Notre maison commune : ce sont d’abord nos 2 maisons et leurs jardins situés rue Raspail et rue Victor-Hugo que nous partageons entre nos 4 associations et avec l’ensemble des activités qui s’y déroulent tout au long de la semaine. Ce sont nos 2 grandes salles qui accueillent le culte le dimanche matin, ce sont toutes les bénévoles et les personnes qui fréquentent ces lieux, ce sont aussi les liens qui nous unissent, le journal Ensemble qui nous rassemble.
Fleurir c’est bien sûr planter, faire pousser, tailler, arroser, pour y faire croître des fleurs, des légumes, des herbes aromatiques, pour y nourrir les humains et les abeilles des ruches.
Fleurir c’est aussi créer des liens, tisser des relations, prendre soin de l’humain qui vient à notre rencontre, l’accueillir, l’écouter, nourrir le corps, le cœur et l’âme d’affectivité.
Ensemble nous partagerons dimanche nos expériences, nos bonnes idées, nos questions, nos réalisations, pour rapprocher les humains entre eux et avec leur environnement, pour développer la relation à plus grand que soi, qu’on l’appelle Dieu ou le sens de la vie, pour faire grandir la fraternité, la solidarité, le respect de la vie, le respect de soi et de l’autre, le respect de la terre et des créatures, la dignité de tous.
Fleurir notre maison commune c’est prendre soin de 4 relations fondamentales : relation à la création, à soi, aux autres, à Dieu. C’est développer en chacun de nous un être nouveau capable de retrouver le lien avec la nature, sans se placer hors-sol, au-dessus de la création.
C’est retrouver notre vocation de trait d’union entre la terre et le ciel, de pont entre le matériel et le spirituel, entre le visible et l’invisible, entre l’éternel et le temporel.
Nous appartenons à la terre, tel que nous le rappelle le récit biblique de la Genèse, dans lequel Dieu façonne l’être humain à partir de la glaise. « Le vivant est un » disait le biologiste Jean-Marie Pelt. Et cela nous invite à une posture d’humilité, qui a la même racine « humus » que le mot humain, c’est-à-dire la terre.

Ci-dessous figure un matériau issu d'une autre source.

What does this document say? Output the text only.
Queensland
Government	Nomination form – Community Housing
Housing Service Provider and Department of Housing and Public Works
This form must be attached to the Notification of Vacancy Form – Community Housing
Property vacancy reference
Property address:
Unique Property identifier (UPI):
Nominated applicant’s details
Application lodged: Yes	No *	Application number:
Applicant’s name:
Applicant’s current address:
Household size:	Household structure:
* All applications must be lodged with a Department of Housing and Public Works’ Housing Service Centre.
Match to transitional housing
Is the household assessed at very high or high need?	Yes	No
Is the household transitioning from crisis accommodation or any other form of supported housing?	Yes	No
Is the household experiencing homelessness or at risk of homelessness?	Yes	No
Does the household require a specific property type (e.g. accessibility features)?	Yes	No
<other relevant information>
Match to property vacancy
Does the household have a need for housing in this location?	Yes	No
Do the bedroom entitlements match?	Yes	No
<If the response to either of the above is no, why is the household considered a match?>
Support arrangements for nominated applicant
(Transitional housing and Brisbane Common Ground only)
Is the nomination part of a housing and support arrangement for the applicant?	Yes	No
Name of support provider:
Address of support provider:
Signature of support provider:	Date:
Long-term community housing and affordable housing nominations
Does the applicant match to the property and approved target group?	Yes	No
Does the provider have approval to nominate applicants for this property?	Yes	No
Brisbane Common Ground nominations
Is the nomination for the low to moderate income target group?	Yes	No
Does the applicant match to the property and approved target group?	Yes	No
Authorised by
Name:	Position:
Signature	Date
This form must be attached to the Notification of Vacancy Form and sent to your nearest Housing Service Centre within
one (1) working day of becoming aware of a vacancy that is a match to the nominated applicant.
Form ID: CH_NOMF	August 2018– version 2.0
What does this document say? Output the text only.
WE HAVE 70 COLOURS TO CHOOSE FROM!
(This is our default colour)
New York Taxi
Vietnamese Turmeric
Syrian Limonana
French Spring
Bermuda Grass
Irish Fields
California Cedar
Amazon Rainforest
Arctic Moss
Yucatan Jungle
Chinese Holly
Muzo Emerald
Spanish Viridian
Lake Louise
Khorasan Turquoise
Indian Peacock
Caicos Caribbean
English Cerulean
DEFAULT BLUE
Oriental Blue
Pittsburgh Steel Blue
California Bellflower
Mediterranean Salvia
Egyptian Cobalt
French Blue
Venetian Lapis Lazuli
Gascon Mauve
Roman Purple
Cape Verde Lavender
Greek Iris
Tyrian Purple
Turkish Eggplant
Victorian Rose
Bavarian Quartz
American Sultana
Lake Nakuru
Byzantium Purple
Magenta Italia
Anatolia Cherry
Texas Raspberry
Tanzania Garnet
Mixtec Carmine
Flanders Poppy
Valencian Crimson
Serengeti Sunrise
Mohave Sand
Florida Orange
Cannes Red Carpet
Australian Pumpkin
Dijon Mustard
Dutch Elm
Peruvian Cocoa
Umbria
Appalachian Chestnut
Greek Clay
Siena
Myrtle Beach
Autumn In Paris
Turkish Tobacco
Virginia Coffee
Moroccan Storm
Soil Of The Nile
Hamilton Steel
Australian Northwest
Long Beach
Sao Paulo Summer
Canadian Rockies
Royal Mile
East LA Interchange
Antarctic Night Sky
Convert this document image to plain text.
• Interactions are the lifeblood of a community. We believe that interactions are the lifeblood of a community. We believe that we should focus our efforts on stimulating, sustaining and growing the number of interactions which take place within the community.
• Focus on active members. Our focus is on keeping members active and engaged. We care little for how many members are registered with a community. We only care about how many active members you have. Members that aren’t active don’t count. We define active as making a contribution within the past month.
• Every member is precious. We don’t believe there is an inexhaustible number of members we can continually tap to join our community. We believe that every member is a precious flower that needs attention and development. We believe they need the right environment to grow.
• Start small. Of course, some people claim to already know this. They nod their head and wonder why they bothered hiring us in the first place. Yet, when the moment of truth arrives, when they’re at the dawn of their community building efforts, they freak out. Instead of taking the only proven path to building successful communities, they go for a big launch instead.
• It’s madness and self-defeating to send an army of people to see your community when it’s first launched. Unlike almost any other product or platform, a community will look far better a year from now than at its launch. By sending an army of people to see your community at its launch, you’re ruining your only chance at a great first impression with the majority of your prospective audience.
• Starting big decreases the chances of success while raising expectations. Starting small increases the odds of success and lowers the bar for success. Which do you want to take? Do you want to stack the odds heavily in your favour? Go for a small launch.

Nous appartenons à la terre mais aussi au ciel, car crées à partir de la terre à l’image de Dieu qui insuffle une haleine de vie pour faire un être vivant, doté comme lui d’une puissance de désir faite d’amour, de paix et de solidarité. Cette puissance ne nous donne pas un droit de supériorité ou de domination mais un devoir de responsabilité.
Nous sommes invités à nous réconcilier avec la terre, avec la terre qui vit en nous, et aussi avec notre terre intérieure qui est animée par une puissance de désir qui ne peut s’accomplir en plénitude que dans une union à Dieu et à tous nos frères et sœurs de la terre, humains et autres qu’humains, dans une relation d’amour.